Daniel Cormier heard himself being introduced as the UFC heavyweight and light heavyweight champion, and he interrupted to say that he probably will not be referred to that way for long.
No, Cormier is not expecting to lose a fight. He is simply resigned to being stripped of his 205-pound belt by the UFC.
“I imagine they’re going to take that belt,” Cormier said Monday on Ariel Helwani’s MMA show, “because I am scheduled to fight Brock [Lesnar at heavyweight]. I can’t fight at 205 first, so I’m pretty sure that they will take that title.”
Cormier went on to say the UFC initially told him it was going to strip him in order to book Alexander Gustafsson against Yoel Romero in a title fight. Now that the promotion has shifted its focus to a Dec. 29 rematch between Gustafsson and Jon Jones, Cormier said, “I imagine it is going to be for the belt.”

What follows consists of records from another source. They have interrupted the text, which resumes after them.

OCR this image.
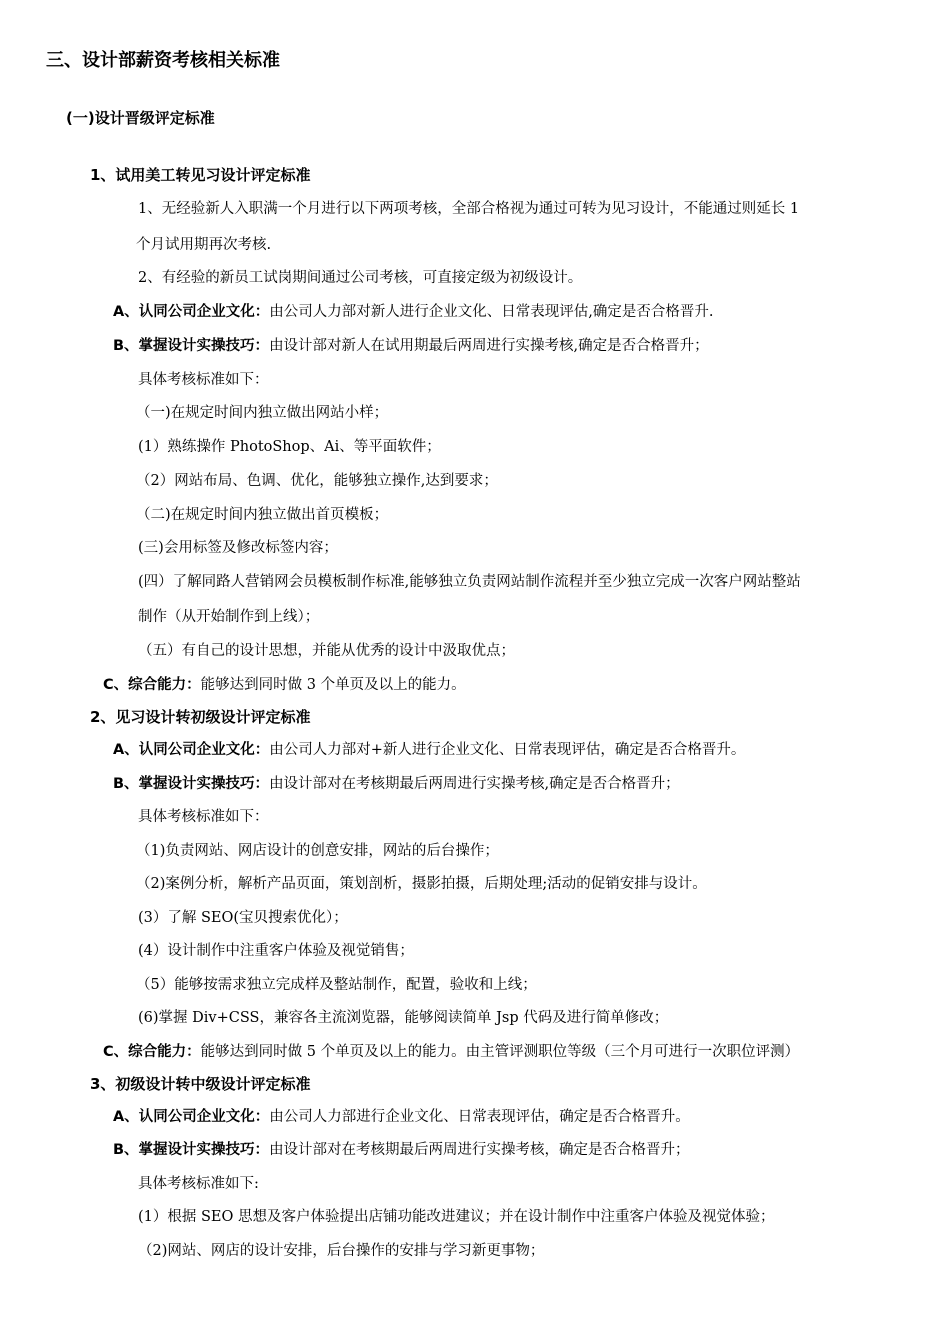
三、设计部薪资考核相关标准
(一)设计晋级评定标准
1、试用美工转见习设计评定标准
1、无经验新人入职满一个月进行以下两项考核，全部合格视为通过可转为见习设计，不能通过则延长 1
个月试用期再次考核.
2、有经验的新员工试岗期间通过公司考核，可直接定级为初级设计。
A、认同公司企业文化：由公司人力部对新人进行企业文化、日常表现评估,确定是否合格晋升.
B、掌握设计实操技巧：由设计部对新人在试用期最后两周进行实操考核,确定是否合格晋升；
具体考核标准如下：
（一)在规定时间内独立做出网站小样；
(1）熟练操作 PhotoShop、Ai、等平面软件；
（2）网站布局、色调、优化，能够独立操作,达到要求；
（二)在规定时间内独立做出首页模板；
(三)会用标签及修改标签内容；
(四）了解同路人营销网会员模板制作标准,能够独立负责网站制作流程并至少独立完成一次客户网站整站
制作（从开始制作到上线）；
（五）有自己的设计思想，并能从优秀的设计中汲取优点；
C、综合能力：能够达到同时做 3 个单页及以上的能力。
2、见习设计转初级设计评定标准
A、认同公司企业文化：由公司人力部对+新人进行企业文化、日常表现评估，确定是否合格晋升。
B、掌握设计实操技巧：由设计部对在考核期最后两周进行实操考核,确定是否合格晋升；
具体考核标准如下：
（1)负责网站、网店设计的创意安排，网站的后台操作；
（2)案例分析，解析产品页面，策划剖析，摄影拍摄，后期处理;活动的促销安排与设计。
(3）了解 SEO(宝贝搜索优化）；
(4）设计制作中注重客户体验及视觉销售；
（5）能够按需求独立完成样及整站制作，配置，验收和上线；
(6)掌握 Div+CSS，兼容各主流浏览器，能够阅读简单 Jsp 代码及进行简单修改；
C、综合能力：能够达到同时做 5 个单页及以上的能力。由主管评测职位等级（三个月可进行一次职位评测）
3、初级设计转中级设计评定标准
A、认同公司企业文化：由公司人力部进行企业文化、日常表现评估，确定是否合格晋升。
B、掌握设计实操技巧：由设计部对在考核期最后两周进行实操考核，确定是否合格晋升；
具体考核标准如下:
(1）根据 SEO 思想及客户体验提出店铺功能改进建议；并在设计制作中注重客户体验及视觉体验；
（2)网站、网店的设计安排，后台操作的安排与学习新更事物；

Cormier acknowledged that his relationship with the UFC has recently turned “very tense” as it became apparent whom the title opportunity now would be going to. His bitter rival, Jones, is set to return from a United States Anti-Doping Agency suspension following his second drug test failure, which resulted in last year’s victory over Cormier being changed to no contest. Previously, Jones had been stripped of the title and suspended by the UFC in 2015 after his arrest for a hit-and-run accident that injured a pregnant woman.
“You just kind of question your approach to everything, you know?” said Cormier. “You kind of wonder if trying to maintain a level of professionalism and a certain type of life is ideal, because it does not seem as though it will have benefited in this circumstance.”
In his discussions with the UFC about having his title taken away so it could be put on the line for a Gustafsson-Romero bout, Cormier said, “One of the things I asked for as a competitor is that if they do take that belt, just guarantee me a title fight upon the result of the fight that those guys will have.” He now wants the same with the Jones-Gustafsson winner.
Why doesn’t Cormier just step in now and welcome Jones back to the Octagon himself? That could not happen within the UFC’s December timeframe for a light heavyweight title bout, he said, because the broken hand he suffered in his historic heavyweight title victory over Stipe Miocic in July — the fifth broken hand of his career — is slow in healing.
Instead, Cormier is hoping for the Lesnar bout to happen in January. He is willing to let the Jones fight wait because of the financial windfall that comes from a date with Lesnar, a WWE star and former UFC champ who headlined two of the six most lucrative pay shows in UFC history.
“If a fight with Brock Lesnar for the amount of money that that brings and the prestige that that brings is your fallback plan,” said Cormier, “that’s a pretty good one to have.”
Then comes a third fight with Jones, said Cormier, to close out his career and, he hopes, enhance his legacy. Cormier has been adamant that he will retire by his 40th birthday, which is March 20. He acknowledged Monday that he might have to be loose with that deadline, because he cannot leave the sport without fighting Jones one more time.
“I can’t turn this off,” he said. “It’s what makes me uniquely me: my competitiveness and my desire to fight and compete against the best in the world.”
Cormier does not deny that Jones is one of the best in the world, but the champ insists on adding one other label.
“He’s just a cheater,” said Cormier. “And ultimately that fault — that he’s a cheater — does not deter me from wanting to compete against him again.”